The only place Pukie can hold on in the new world of CrossFit, argues Herz, is in old school gyms holding on to an old-school identity. You could have an “OG who had been doing CrossFit in the early aughts and had a Pukie poster in his gym,” Herz says. “I wouldn’t doubt that.” However the proportion of these boxes, she estimates, has been declining since around 2010.

Just because Pukie and Rhabdo are largely irrelevant to modern CrossFit, artifacts of a rougher early phase of the program’s history, that doesn’t mean they’re dead, of course. They exist in those old-school gyms and the collective memory of the internet for nascent CrossFitters and CrossFit critics alike to encounter and interpret outside of the cohesive cultural filter earlier practitioners had.

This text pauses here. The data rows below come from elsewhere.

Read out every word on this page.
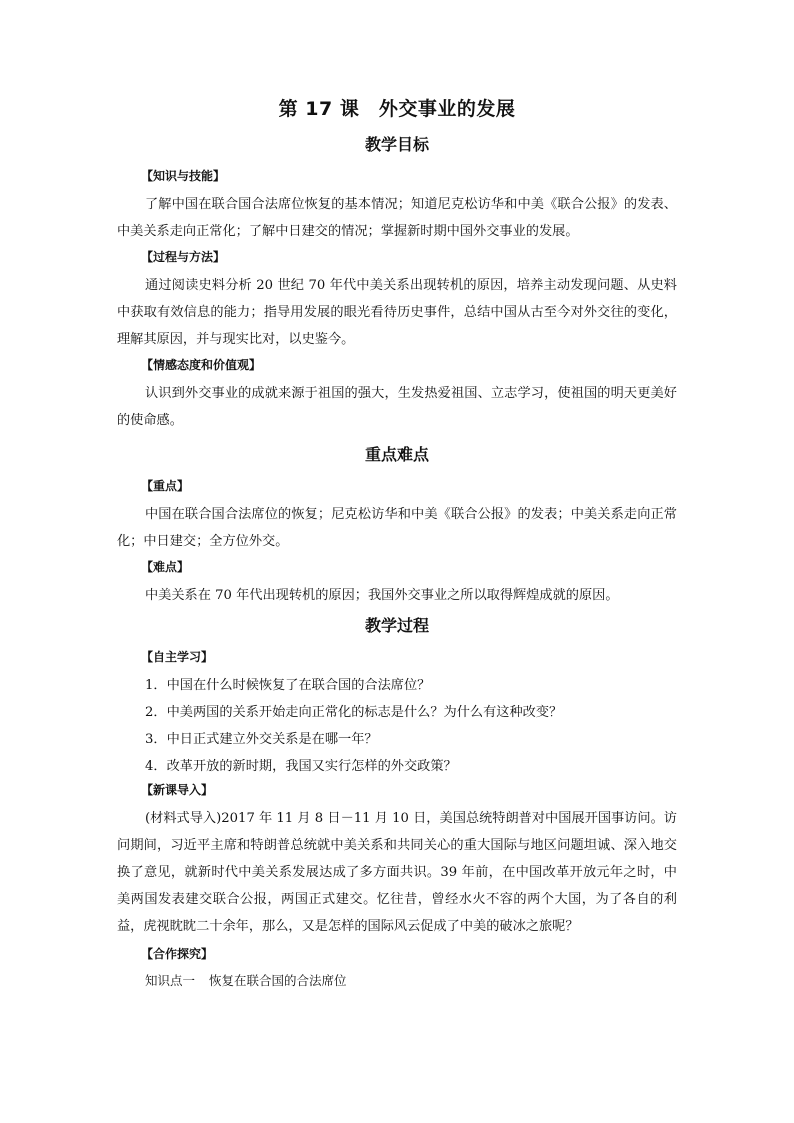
第 17 课　外交事业的发展
教学目标

【知识与技能】

了解中国在联合国合法席位恢复的基本情况；知道尼克松访华和中美《联合公报》的发表、中美关系走向正常化；了解中日建交的情况；掌握新时期中国外交事业的发展。

【过程与方法】

通过阅读史料分析 20 世纪 70 年代中美关系出现转机的原因，培养主动发现问题、从史料中获取有效信息的能力；指导用发展的眼光看待历史事件，总结中国从古至今对外交往的变化，理解其原因，并与现实比对，以史鉴今。

【情感态度和价值观】

认识到外交事业的成就来源于祖国的强大，生发热爱祖国、立志学习，使祖国的明天更美好的使命感。

重点难点

【重点】

中国在联合国合法席位的恢复；尼克松访华和中美《联合公报》的发表；中美关系走向正常化；中日建交；全方位外交。

【难点】

中美关系在 70 年代出现转机的原因；我国外交事业之所以取得辉煌成就的原因。

教学过程

【自主学习】

1．中国在什么时候恢复了在联合国的合法席位？

2．中美两国的关系开始走向正常化的标志是什么？为什么有这种改变？

3．中日正式建立外交关系是在哪一年？

4．改革开放的新时期，我国又实行怎样的外交政策？

【新课导入】

(材料式导入)2017 年 11 月 8 日－11 月 10 日，美国总统特朗普对中国展开国事访问。访问期间，习近平主席和特朗普总统就中美关系和共同关心的重大国际与地区问题坦诚、深入地交换了意见，就新时代中美关系发展达成了多方面共识。39 年前，在中国改革开放元年之时，中美两国发表建交联合公报，两国正式建交。忆往昔，曾经水火不容的两个大国，为了各自的利益，虎视眈眈二十余年，那么，又是怎样的国际风云促成了中美的破冰之旅呢？

【合作探究】

知识点一 恢复在联合国的合法席位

That may explain why there are so many accounts today of people using Pukie and Rhabdo as badges of honor or trivializing humor, and why people on Twitter speak about the clowns in such varied tones. These figures were, by most accounts, far from problematic when they were born into a tight, cohesive culture, to which they spoke clearly and reasonably. Now all but mothballed and rolling around, they can take on new lives—and often far more confusing ones, at that.